Question 2: One reviewer proposed that, given a fixed smoothing parameter, we should throw away excess samples in order to speed up the computation. In our framework, this is equivalent to simply reducing the sample size from the outset. For the sparse vector case, the smallest sample size we test is m = 300. Since we cannot reduce m greatly in this case while guaranteeing exact recovery, we feel justified in using m = 300 as a baseline value. Our result in Figure 3(b) clearly shows that our aggressive smoothing scheme, at every sample size m tested, has cost lower than the constant smoothing scheme at the baseline m = 300. The same applies for the lowrank matrix experiment (Figure 4(b)). That is, throwing away excess samples under the constant smoothing scheme still results in worse performance than our aggressive smoothing scheme.
The reviewer is indeed correct that the best course of action under the constant smoothing scheme would be to throw away data. Our principle, however, is to exploit excess samples to reduce computational time via aggressive smoothing. The results of our experiments highlight the benefit of doing so (and the cost of not doing so).
Question 3: The case study we present relies on the Gaussian measurement assumption when calculating the location of the phase transition. There is evidence in the literature that problems of this type exhibit some universality, and so it is reasonable to expect that other measurement matrices would work in practice.
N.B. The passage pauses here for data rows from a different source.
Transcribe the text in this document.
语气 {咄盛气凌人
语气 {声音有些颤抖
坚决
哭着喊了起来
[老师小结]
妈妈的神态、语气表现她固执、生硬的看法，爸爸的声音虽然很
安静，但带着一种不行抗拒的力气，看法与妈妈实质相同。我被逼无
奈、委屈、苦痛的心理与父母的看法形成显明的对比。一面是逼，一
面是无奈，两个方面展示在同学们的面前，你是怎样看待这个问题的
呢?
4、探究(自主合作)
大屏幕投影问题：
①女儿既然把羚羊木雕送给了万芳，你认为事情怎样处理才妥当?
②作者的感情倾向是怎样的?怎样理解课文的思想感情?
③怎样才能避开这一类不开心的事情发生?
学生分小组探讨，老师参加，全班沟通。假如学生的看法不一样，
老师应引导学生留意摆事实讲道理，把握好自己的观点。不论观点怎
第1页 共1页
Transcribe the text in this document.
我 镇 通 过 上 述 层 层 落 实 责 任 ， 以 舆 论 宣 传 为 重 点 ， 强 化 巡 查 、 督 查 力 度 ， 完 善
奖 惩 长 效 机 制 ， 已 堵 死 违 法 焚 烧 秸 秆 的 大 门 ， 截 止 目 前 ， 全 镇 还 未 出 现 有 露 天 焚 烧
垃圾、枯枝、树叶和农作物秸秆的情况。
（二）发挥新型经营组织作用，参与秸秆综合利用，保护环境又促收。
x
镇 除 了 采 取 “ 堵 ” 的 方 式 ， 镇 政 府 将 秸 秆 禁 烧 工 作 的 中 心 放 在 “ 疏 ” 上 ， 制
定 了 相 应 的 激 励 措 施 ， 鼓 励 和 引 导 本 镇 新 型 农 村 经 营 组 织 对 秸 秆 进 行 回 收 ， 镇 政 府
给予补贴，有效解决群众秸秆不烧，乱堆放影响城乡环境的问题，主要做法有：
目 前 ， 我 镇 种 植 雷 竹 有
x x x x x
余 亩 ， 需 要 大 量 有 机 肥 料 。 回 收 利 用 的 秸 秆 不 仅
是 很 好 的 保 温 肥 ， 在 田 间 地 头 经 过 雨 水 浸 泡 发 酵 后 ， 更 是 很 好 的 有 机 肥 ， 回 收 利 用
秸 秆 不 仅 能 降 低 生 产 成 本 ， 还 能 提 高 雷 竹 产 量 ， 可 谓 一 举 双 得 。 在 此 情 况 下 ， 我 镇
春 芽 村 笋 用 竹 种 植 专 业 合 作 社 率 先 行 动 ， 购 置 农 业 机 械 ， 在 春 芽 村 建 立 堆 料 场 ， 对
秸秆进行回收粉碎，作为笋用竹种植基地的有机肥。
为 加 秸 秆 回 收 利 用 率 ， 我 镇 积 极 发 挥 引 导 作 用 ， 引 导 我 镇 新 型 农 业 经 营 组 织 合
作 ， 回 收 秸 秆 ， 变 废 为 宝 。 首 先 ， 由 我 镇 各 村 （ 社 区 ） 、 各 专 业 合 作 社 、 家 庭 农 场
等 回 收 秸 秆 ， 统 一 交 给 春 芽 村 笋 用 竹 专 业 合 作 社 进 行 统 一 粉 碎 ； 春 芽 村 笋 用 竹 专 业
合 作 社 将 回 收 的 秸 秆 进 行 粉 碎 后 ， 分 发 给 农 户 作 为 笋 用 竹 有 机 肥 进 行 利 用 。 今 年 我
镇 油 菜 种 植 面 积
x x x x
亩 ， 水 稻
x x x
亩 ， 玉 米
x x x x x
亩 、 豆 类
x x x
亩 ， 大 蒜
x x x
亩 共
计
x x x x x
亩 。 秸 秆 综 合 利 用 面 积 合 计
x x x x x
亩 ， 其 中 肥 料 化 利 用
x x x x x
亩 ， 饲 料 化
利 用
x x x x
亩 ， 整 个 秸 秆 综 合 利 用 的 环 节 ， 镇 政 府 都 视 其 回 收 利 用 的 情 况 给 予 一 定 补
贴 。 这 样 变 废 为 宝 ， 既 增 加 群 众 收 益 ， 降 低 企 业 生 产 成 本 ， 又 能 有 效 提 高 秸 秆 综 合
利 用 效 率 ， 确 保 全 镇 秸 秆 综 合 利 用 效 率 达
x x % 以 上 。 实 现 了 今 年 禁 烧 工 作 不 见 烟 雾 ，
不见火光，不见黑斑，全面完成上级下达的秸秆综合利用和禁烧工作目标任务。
One reviewer questions whether or not it is practical to compute the smoothing parameter without too much prior knowledge of the signal. A calculation of this parameter requires knowledge of the sparsity (or rank) and magnitude of the signal, but an estimate will suffice. A conservative estimate will decrease the effectiveness of our method (by resulting in a less aggressive choice of the smoothing parameter μ(m) as a function of the sample size m), but it will still adapt the smoothing to the sample size and perform better than smoothing using a small, constant parameter. Furthermore, exact recovery will still hold.
Our principle of aggressive smoothing is practical, and it is not equivalent to adapting the smoothing parameter in an ad hoc manner to any given data set.